I think it's safe and you are right /etc/config/network is the only file you need to touch

when booting into failsafe-mode/recovery-mode those ports are not swapped eg: your recovery lan port will be connected to modem bypassing your firewall exposing your network but lacking any configuration to do so. so when troubleshooting, you need to disconnect wan, swap cable, boot into failsafe.

so when troubleshooting, you need to [remember to] disconnect wan, swap cable, boot into failsafe.

and I'm guessing the only way to avoid that is custom firmware that has my version of /etc/config/network already in place with the ports swapped?

fair enough.

yeah, that would require custom firmware.

I’ve powered my OO by POE this way since pretty well day one.

Not really. Standard Sysupgrade will carry it over. You could also use the Files directive in Firmware Selector/Owut, or just restore from Backup.

I’ve powered my OO by POE this way since pretty well day one.

just so I'm clear about what this means:
(1) You're getting your power from your ISP modem via your WAN interface (i.e., without needing the USB battery cable hooked up),
and
(2) you have your ports swapped, so this is actually the 1G port that's doing this for you (and thus, presumably, both ports can do POE assuming this is something people normally expect the WAN port to be able to do -- sorry, POE is new to me).
?

I used a spare port from an 801.3af/at POE switch to 2.5G eth0 as br-lan. Only the 2.5G port can power the device from POE.

1G eth1 becomes wan that is connected to the ISP device in bridged mode. You can use any 802.3af/at adapter to power the 2.5G. eth1 is not powered.

Your It Just Works thought was spot on.

OP updated (! hm does this comment system notify people about edits?)

Fail-safe mode and sysupgrade are two different things. So in order to have swapped ports in openwrt Fail-safe mode you need custom firmware.

Yes. Depending on how I if/want notifications.

I responded to your first post regarding swapping the eth0/eth1 ports before I saw any of your multiple updates.

Of course they are different. I said Failsafe Mode does not require custom firmware. My remarks pertaining to Sysupgrade et al was to indicate methods that would allow the network eth0/eth1 swap to persist over upgrades.

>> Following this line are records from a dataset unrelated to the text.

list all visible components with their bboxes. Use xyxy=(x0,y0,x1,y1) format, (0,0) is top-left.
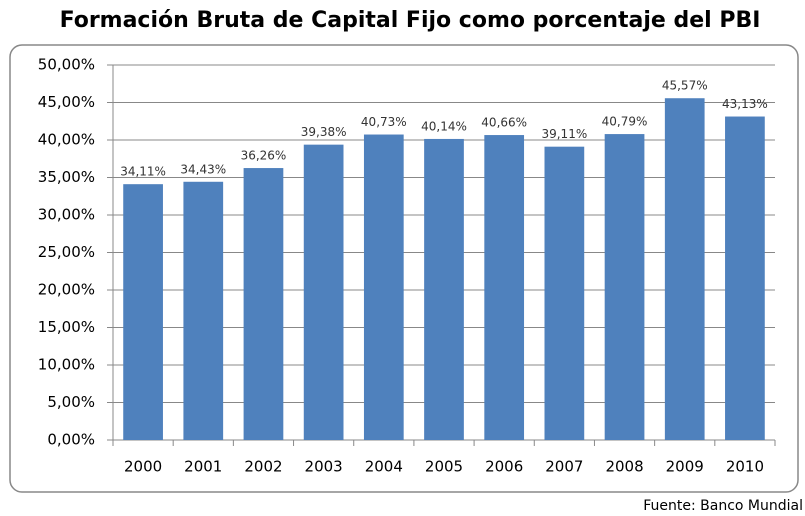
value-label: 45,57% xyxy=(662,79,708,93)
value-label: 40,73% xyxy=(361,115,407,129)
y-tick-label: 20,00% xyxy=(38,281,95,299)
value-label: 34,43% xyxy=(180,162,226,176)
bar xyxy=(363,134,404,440)
x-tick-label: 2002 xyxy=(244,458,282,476)
chart-title: Formación Bruta de Capital Fijo como por… xyxy=(60,8,761,33)
bar xyxy=(664,98,705,440)
bar xyxy=(544,146,585,441)
y-tick-label: 35,00% xyxy=(38,168,95,186)
bar xyxy=(123,184,163,440)
bar xyxy=(725,116,765,441)
x-tick-label: 2004 xyxy=(365,458,403,476)
bar xyxy=(183,181,224,440)
value-label: 40,14% xyxy=(421,119,467,133)
y-tick-label: 30,00% xyxy=(38,206,95,224)
bar xyxy=(424,138,464,440)
x-tick-label: 2001 xyxy=(184,458,222,476)
value-label: 39,11% xyxy=(541,127,587,141)
y-tick-label: 45,00% xyxy=(38,93,95,111)
y-tick-label: 5,00% xyxy=(47,393,95,411)
value-label: 43,13% xyxy=(722,97,768,111)
bar xyxy=(243,168,284,441)
bar xyxy=(303,144,344,440)
x-tick-label: 2006 xyxy=(485,458,523,476)
x-tick-label: 2005 xyxy=(425,458,463,476)
x-tick-label: 2000 xyxy=(124,458,162,476)
y-tick-label: 50,00% xyxy=(38,56,95,74)
y-tick-label: 0,00% xyxy=(47,431,95,449)
value-label: 34,11% xyxy=(120,165,166,179)
x-tick-label: 2009 xyxy=(666,458,704,476)
y-tick-label: 40,00% xyxy=(38,131,95,149)
source: Fuente: Banco Mundial xyxy=(643,498,803,514)
x-tick-label: 2007 xyxy=(545,458,583,476)
bar xyxy=(604,134,645,440)
value-label: 40,66% xyxy=(481,116,527,130)
chart-frame xyxy=(9,44,799,493)
value-label: 36,26% xyxy=(241,149,287,163)
bar xyxy=(484,135,525,441)
x-tick-label: 2010 xyxy=(726,458,764,476)
y-tick-label: 10,00% xyxy=(38,356,95,374)
y-tick-label: 25,00% xyxy=(38,243,95,261)
value-label: 40,79% xyxy=(602,115,648,129)
x-tick-label: 2008 xyxy=(605,458,643,476)
y-tick-label: 15,00% xyxy=(38,318,95,336)
value-label: 39,38% xyxy=(301,125,347,139)
x-tick-label: 2003 xyxy=(305,458,343,476)
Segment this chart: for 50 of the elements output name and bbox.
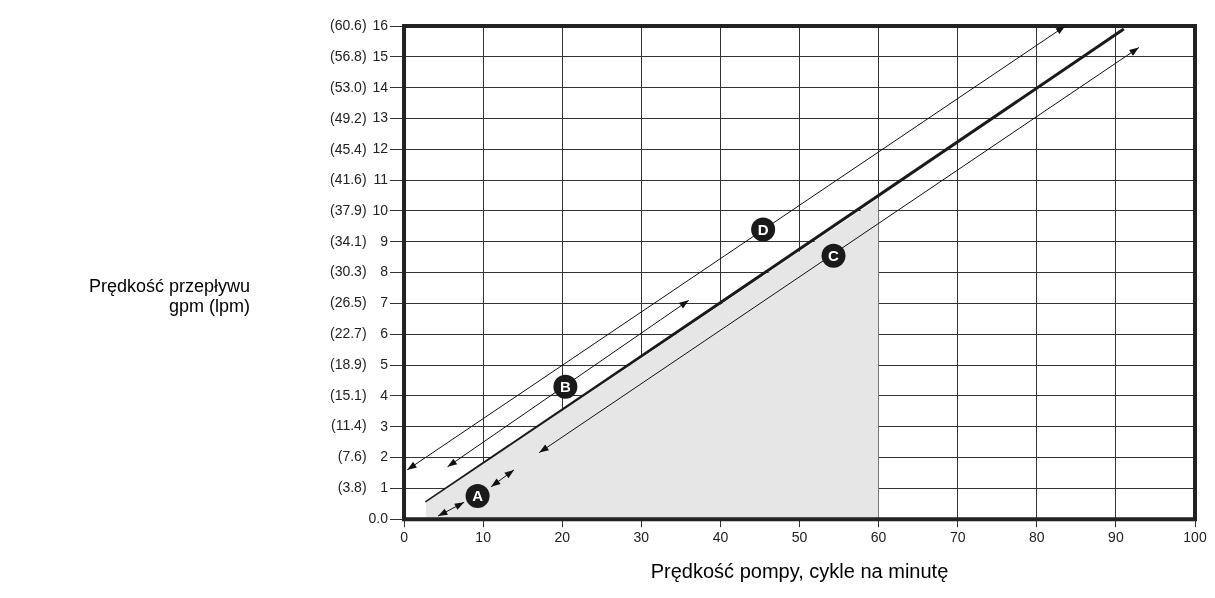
y-tick-label: 0.0 [368,510,389,527]
annotation: B [559,377,571,395]
y2-tick-label: (37.9) [329,201,367,218]
y2-tick-label: (45.4) [329,140,367,157]
y2-axis-title: Prędkość przepływu gpm (lpm) [88,275,250,316]
y2-tick-label: (30.3) [329,263,367,280]
x-tick-label: 80 [1029,529,1045,546]
y2-tick-label: (18.9) [329,356,367,373]
x-tick-label: 0 [400,529,409,546]
y-tick-label: 11 [373,170,389,187]
y2-tick-label: (15.1) [329,387,367,404]
y2-tick-label: (41.6) [329,171,367,188]
y-tick-label: 4 [380,386,389,403]
y-tick-label: 7 [380,294,389,311]
y2-tick-label: (3.8) [337,479,367,496]
y2-tick-label: (22.7) [329,325,367,342]
y2-tick-label: (60.6) [329,16,367,33]
y2-tick-label: (34.1) [329,232,367,249]
annotation: A [472,487,484,505]
x-axis-title: Prędkość pompy, cykle na minutę [650,559,949,582]
y2-tick-label: (11.4) [331,417,367,434]
y-tick-label: 6 [380,325,389,342]
y2-tick-label: (26.5) [329,294,367,311]
x-tick-label: 90 [1108,529,1124,546]
y-tick-label: 13 [372,109,389,126]
y-tick-label: 2 [380,448,389,465]
y-tick-label: 12 [372,140,389,157]
y-tick-label: 1 [380,479,389,496]
annotation: D [757,220,769,238]
x-tick-label: 40 [712,529,729,546]
x-tick-label: 20 [554,529,571,546]
x-tick-label: 30 [633,529,650,546]
x-tick-label: 100 [1183,529,1207,546]
y2-tick-label: (49.2) [329,109,367,126]
y2-tick-label: (56.8) [329,47,367,64]
y-tick-label: 10 [372,201,389,218]
y2-tick-label: (7.6) [337,448,367,465]
x-tick-label: 50 [791,529,808,546]
y2-tick-label: (53.0) [329,78,367,95]
x-tick-label: 70 [949,529,966,546]
y-tick-label: 9 [380,232,389,249]
y-tick-label: 15 [372,47,389,64]
annotation: C [828,246,840,264]
y-tick-label: 14 [372,78,389,95]
x-tick-label: 10 [475,529,492,546]
y-tick-label: 8 [380,263,389,280]
y-tick-label: 3 [380,417,389,434]
x-tick-label: 60 [870,529,887,546]
y-tick-label: 5 [380,355,389,372]
y-tick-label: 16 [372,16,389,33]
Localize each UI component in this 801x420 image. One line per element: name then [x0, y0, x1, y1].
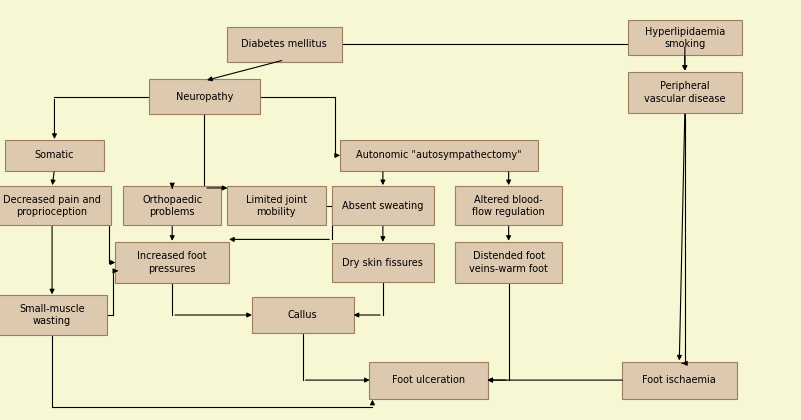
FancyBboxPatch shape [340, 140, 538, 171]
FancyBboxPatch shape [332, 243, 434, 282]
FancyBboxPatch shape [252, 297, 354, 333]
FancyBboxPatch shape [455, 186, 562, 225]
FancyBboxPatch shape [0, 296, 107, 334]
FancyBboxPatch shape [369, 362, 488, 399]
FancyBboxPatch shape [149, 79, 260, 114]
Text: Decreased pain and
proprioception: Decreased pain and proprioception [3, 194, 101, 217]
Text: Limited joint
mobility: Limited joint mobility [246, 194, 307, 217]
Text: Neuropathy: Neuropathy [175, 92, 233, 102]
Text: Callus: Callus [288, 310, 317, 320]
Text: Somatic: Somatic [34, 150, 74, 160]
FancyBboxPatch shape [123, 186, 221, 225]
Text: Foot ulceration: Foot ulceration [392, 375, 465, 385]
Text: Diabetes mellitus: Diabetes mellitus [241, 39, 328, 49]
FancyBboxPatch shape [115, 242, 229, 283]
FancyBboxPatch shape [227, 186, 325, 225]
FancyBboxPatch shape [0, 186, 111, 225]
Text: Absent sweating: Absent sweating [342, 201, 424, 211]
FancyBboxPatch shape [628, 72, 742, 113]
Text: Altered blood-
flow regulation: Altered blood- flow regulation [473, 194, 545, 217]
FancyBboxPatch shape [622, 362, 737, 399]
FancyBboxPatch shape [332, 186, 434, 225]
Text: Foot ischaemia: Foot ischaemia [642, 375, 716, 385]
Text: Distended foot
veins-warm foot: Distended foot veins-warm foot [469, 251, 548, 274]
FancyBboxPatch shape [6, 140, 104, 171]
Text: Increased foot
pressures: Increased foot pressures [138, 251, 207, 274]
Text: Hyperlipidaemia
smoking: Hyperlipidaemia smoking [645, 26, 725, 49]
Text: Orthopaedic
problems: Orthopaedic problems [142, 194, 203, 217]
Text: Autonomic "autosympathectomy": Autonomic "autosympathectomy" [356, 150, 521, 160]
Text: Peripheral
vascular disease: Peripheral vascular disease [644, 81, 726, 104]
Text: Small-muscle
wasting: Small-muscle wasting [19, 304, 85, 326]
FancyBboxPatch shape [455, 242, 562, 283]
FancyBboxPatch shape [227, 27, 341, 61]
FancyBboxPatch shape [628, 20, 742, 55]
Text: Dry skin fissures: Dry skin fissures [343, 257, 423, 268]
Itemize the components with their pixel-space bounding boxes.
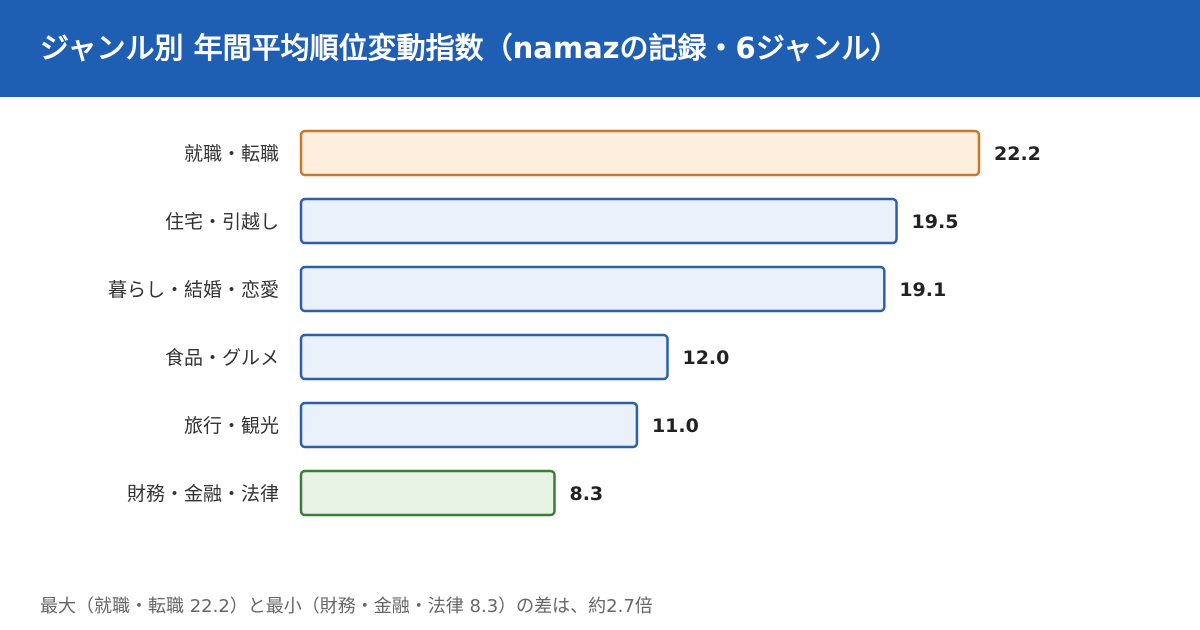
category-label: 旅行・観光: [184, 415, 279, 437]
category-label: 暮らし・結婚・恋愛: [108, 279, 279, 301]
footer-note: 最大（就職・転職 22.2）と最小（財務・金融・法律 8.3）の差は、約2.7倍: [40, 596, 653, 617]
category-label: 住宅・引越し: [165, 211, 279, 233]
value-label: 8.3: [569, 483, 603, 505]
bar-3: [299, 333, 669, 381]
category-label: 食品・グルメ: [165, 347, 279, 369]
category-label: 財務・金融・法律: [127, 483, 279, 505]
header-bar: ジャンル別 年間平均順位変動指数（namazの記録・6ジャンル）: [0, 0, 1200, 97]
value-label: 22.2: [994, 143, 1041, 165]
bar-chart: 就職・転職 22.2 住宅・引越し 19.5 暮らし・結婚・恋愛 19.1 食品・グルメ 12…: [108, 129, 1041, 517]
category-label: 就職・転職: [184, 143, 279, 165]
bar-2: [299, 265, 886, 313]
value-label: 19.1: [899, 279, 946, 301]
value-label: 19.5: [912, 211, 959, 233]
bar-1: [299, 197, 898, 245]
bar-5: [299, 469, 556, 517]
value-label: 11.0: [652, 415, 699, 437]
bar-4: [299, 401, 639, 449]
bar-0: [299, 129, 981, 177]
value-label: 12.0: [682, 347, 729, 369]
page-title: ジャンル別 年間平均順位変動指数（namazの記録・6ジャンル）: [40, 31, 900, 65]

As I said before, Failsafe Mode does not require custom firmware.

It's quite easy to manage the swapped eth0/eth1 ports on the OO when invoking Failsafe Mode.

When Failsafe Mode is invoked, it has two general uses. (1) Allow you to gain access to correct an errant configuration or (2) in the alternative to call Soft Factory Reset by issuing firstboot && reboot to restore the initial OOB configuration. Your last option is to simply reflash a pristine firmware.

If you connect a serial cable on an OO and trigger Failsafe mode, the device will boot to a minimal configuration.

By using the serial console you get direct access to the OO. The network interface configuration is no longer an issue.

If you do not need to issue firstboot, it's a simple matter of modifying your network config to reflect the correct Lan/Wan port assignments:

• mount_root
• correct any abherrent configurations needed
• vi /etc/config/network and verify/edit your port assignments.
• reboot

If you do need to call firstboot to restore the OOB configuration, you call firstboot and then follow the same process to mount the root fs, edit your network config, and then reboot.